Alexander T. Xue,Yi-fei Huang,Adam Siepel
DOI: https://doi.org/10.1101/2024.07.29.601707
2024-08-02
Abstract:There has been rising interest in exploiting data from genome-wide association studies (GWAS) to detect a genetic signature of natural selection acting on a given phenotype. However, current approaches are unable to directly estimate the distribution of fitness effects (DFE), an established property in population genetics that can elucidate genomic architecture pertaining to a particular focal trait. To this end, we introduce ASSESS, an inferential method that exploits the Poisson Random Field (PRF) to model selection coefficients from genome-wide allele count data, while jointly conditioning GWAS summary statistics on a latent distribution of phenotypic effect sizes. This probabilistic model is unified under the assumption of an explicit relationship between fitness and trait effect to yield a DFE. To gauge the performance of ASSESS, we enlisted various simulation experiments that covered a range of usage cases and model misspecifications, which revealed accurate recovery of the underlying selection signal. As a further proof-of-concept, ASSESS was applied to an array of publicly available human trait data, whereby we replicated previously published empirical findings from an alternative methodology. These demonstrations illustrate the potential of ASSESS to satisfy an increasing need for powerful yet convenient population genomic inference from GWAS summary statistics.
Evolutionary Biology
What problem does this paper attempt to address?

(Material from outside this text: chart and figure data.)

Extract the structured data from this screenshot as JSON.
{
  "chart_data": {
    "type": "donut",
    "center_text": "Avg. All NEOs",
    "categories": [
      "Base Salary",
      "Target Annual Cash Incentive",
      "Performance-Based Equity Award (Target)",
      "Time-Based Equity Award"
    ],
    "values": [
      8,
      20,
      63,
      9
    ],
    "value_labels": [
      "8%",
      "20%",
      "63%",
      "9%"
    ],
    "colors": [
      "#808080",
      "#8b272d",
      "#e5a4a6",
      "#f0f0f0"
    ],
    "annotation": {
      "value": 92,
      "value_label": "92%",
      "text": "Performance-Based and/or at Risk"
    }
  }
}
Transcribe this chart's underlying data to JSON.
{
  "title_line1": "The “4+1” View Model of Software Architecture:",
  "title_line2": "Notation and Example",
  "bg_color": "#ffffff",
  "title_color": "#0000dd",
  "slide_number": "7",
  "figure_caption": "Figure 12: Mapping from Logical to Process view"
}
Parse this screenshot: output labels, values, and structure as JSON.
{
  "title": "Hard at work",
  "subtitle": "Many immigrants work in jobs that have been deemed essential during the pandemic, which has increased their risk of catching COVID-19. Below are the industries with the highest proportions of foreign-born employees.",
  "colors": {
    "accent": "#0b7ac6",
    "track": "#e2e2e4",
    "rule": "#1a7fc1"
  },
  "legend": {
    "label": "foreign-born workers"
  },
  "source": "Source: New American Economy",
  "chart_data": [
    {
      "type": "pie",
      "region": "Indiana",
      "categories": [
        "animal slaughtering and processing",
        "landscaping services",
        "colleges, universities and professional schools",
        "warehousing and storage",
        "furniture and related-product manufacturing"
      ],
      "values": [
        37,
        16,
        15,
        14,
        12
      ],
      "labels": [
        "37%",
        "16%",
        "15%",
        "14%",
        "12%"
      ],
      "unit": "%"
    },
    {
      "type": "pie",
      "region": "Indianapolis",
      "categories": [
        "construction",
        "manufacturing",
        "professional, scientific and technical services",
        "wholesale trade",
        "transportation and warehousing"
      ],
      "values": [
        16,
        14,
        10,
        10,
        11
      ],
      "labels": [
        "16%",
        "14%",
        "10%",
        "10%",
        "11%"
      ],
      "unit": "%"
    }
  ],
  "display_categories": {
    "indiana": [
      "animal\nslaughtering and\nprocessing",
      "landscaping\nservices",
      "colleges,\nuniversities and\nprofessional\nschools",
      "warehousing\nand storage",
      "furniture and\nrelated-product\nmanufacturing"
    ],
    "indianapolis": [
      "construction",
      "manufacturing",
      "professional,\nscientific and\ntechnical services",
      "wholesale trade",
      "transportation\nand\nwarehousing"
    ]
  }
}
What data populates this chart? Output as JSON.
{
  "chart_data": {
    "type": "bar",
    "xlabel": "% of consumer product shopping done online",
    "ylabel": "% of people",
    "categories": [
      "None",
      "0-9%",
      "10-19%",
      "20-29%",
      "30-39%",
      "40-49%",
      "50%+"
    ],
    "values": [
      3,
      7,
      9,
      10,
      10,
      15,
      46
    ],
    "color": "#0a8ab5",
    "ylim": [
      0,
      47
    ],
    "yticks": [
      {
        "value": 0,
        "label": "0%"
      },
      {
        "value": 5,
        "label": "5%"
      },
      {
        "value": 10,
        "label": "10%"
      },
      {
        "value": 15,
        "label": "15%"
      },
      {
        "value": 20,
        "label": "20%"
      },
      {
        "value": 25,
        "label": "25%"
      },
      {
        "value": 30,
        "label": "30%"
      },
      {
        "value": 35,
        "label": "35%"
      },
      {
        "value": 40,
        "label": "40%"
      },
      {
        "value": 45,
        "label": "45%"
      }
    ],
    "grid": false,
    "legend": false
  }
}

The main objective of this paper is to propose a new method to address a key issue in current genomics research: how to directly estimate the Distribution of Fitness Effects (DFE) under natural selection associated with specific complex traits from summary statistics of Genome-Wide Association Studies (GWAS). Specifically, the paper attempts to address the following aspects: 1. **Direct Estimation of DFE**: Existing methods typically can only indirectly detect signs of natural selection or estimate proxy attributes related to fitness, but cannot directly estimate DFE. Therefore, the authors developed a method called ASSESS, aimed at filling this gap. 2. **Utilizing GWAS Summary Data**: ASSESS is designed to handle summary statistics from GWAS rather than individual-level genotype and phenotype data, which improves computational efficiency, convenience, and privacy protection. 3. **Addressing Polygenic Traits**: Many complex traits are formed by the combined effects of small effects from multiple loci. ASSESS addresses this challenge by integrating effect size information across the entire genome. 4. **Validating the Method's Effectiveness**: The paper validates the performance of ASSESS under different conditions through a series of simulation experiments and demonstrates its potential application on real datasets. In summary, the core issue this paper attempts to solve is the development of a new method capable of directly inferring the DFE associated with specific complex traits from GWAS summary statistics, and validating its effectiveness and practicality.